When a tumour grows in an organ like the liver, Hossain says, it can rupture the membrane surrounding the organ, which is called a “capsule.” Those existing immune cells in the peritoneal cavity that Dr. Kubes helped discover are designed to heal injuries, fight disease and race to the rupture to assist healing. But they are unable to differentiate between healthy tissue and the tumour — leading the immune cells to sometimes protect the tumour.
Also at work is a more sinister force: the tumour’s ability to release chemicals that can cause immune cells to express immunoinhibitory molecules — also known as “checkpoint molecules.” These checkpoint molecules actually limit the effectiveness of immune cells, and help cancer to grow freely.

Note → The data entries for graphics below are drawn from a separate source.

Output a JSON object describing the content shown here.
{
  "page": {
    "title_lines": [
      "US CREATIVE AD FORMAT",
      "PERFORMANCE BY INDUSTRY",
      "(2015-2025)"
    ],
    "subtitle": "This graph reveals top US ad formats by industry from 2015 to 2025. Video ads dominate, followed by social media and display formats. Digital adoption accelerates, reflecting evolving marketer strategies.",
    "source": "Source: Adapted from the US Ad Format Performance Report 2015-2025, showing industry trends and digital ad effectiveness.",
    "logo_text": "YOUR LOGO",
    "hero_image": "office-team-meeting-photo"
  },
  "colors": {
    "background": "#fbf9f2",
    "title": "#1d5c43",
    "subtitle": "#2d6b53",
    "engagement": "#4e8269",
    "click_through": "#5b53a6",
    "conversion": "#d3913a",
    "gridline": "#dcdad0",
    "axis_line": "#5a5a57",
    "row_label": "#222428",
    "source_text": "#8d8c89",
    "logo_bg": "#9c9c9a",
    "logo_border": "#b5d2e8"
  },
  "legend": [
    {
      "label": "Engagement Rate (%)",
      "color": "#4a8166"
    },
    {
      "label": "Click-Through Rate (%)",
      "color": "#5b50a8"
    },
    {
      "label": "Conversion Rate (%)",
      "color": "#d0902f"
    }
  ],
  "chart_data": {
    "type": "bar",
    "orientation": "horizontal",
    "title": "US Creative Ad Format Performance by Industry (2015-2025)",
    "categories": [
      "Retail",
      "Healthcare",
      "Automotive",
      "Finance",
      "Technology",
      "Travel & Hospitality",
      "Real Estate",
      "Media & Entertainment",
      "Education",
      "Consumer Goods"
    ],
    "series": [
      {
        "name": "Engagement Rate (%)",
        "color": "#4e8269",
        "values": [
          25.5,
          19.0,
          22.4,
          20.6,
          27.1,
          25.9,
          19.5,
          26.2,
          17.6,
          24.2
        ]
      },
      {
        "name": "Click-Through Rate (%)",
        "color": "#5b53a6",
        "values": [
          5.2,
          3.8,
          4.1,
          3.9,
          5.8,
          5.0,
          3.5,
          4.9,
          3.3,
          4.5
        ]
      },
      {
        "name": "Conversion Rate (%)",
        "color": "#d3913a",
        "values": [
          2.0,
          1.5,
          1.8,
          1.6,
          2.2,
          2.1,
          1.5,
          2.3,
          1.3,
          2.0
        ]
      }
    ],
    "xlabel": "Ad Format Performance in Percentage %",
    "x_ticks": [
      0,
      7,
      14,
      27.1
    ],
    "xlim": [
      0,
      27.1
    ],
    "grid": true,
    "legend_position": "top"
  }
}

In short? “Tumours,” Hossain says, “are very smart.”
Current immunotherapies target these checkpoint molecules to keep them from impeding the immune cells, but are injected into the blood, where they often cannot reach the peritoneal cavity. Using pre-clinical models, Hossain is testing how the peritoneal immune cells can be targeted using immunotherapies.
“We have found that if you inject immunotherapies directly into the peritoneal cavity you will get [a] much better effect of treatment than if you inject directly into the blood,” Hossain says. Based on this observation, Hossain anticipates that administrating immunotherapies this way will show better effectiveness for people with cancers growing in organs within the peritoneal cavity.
So far, injecting drugs that remove immune cells from the peritoneal cavity first, then burning the tumour with radio-frequency ablation — the use of electrodes to generate heat and destroy abnormal tissue, and commonly used in clinics to treat unresectable liver metastases — has shown promising results.
“I think all researchers actually dream of [doing] something that will be meaningful, that will be translatable, that can be taken to the clinic for the benefit of patients,” Hossain says. “I have the same ambition.”
This ambition is not misguided: Hossain’s work has shown such promise that, in February 2019, he was awarded the Banting Postdoctoral Fellowship by the Canadian Institutes of Health Research to continue working under Dr. Kubes. It is considered the most prestigious post-
doctoral fellowship in Canada.
One can safely assume that through cancer research — and with continued aspirations to teach and to share his knowledge — Hossain has found where to apply his talents.
“If we can make [even] a tiny bit of an impact to help cancer patients, that would be [incredible],” Hossain says. “That’s what we’re striving for.”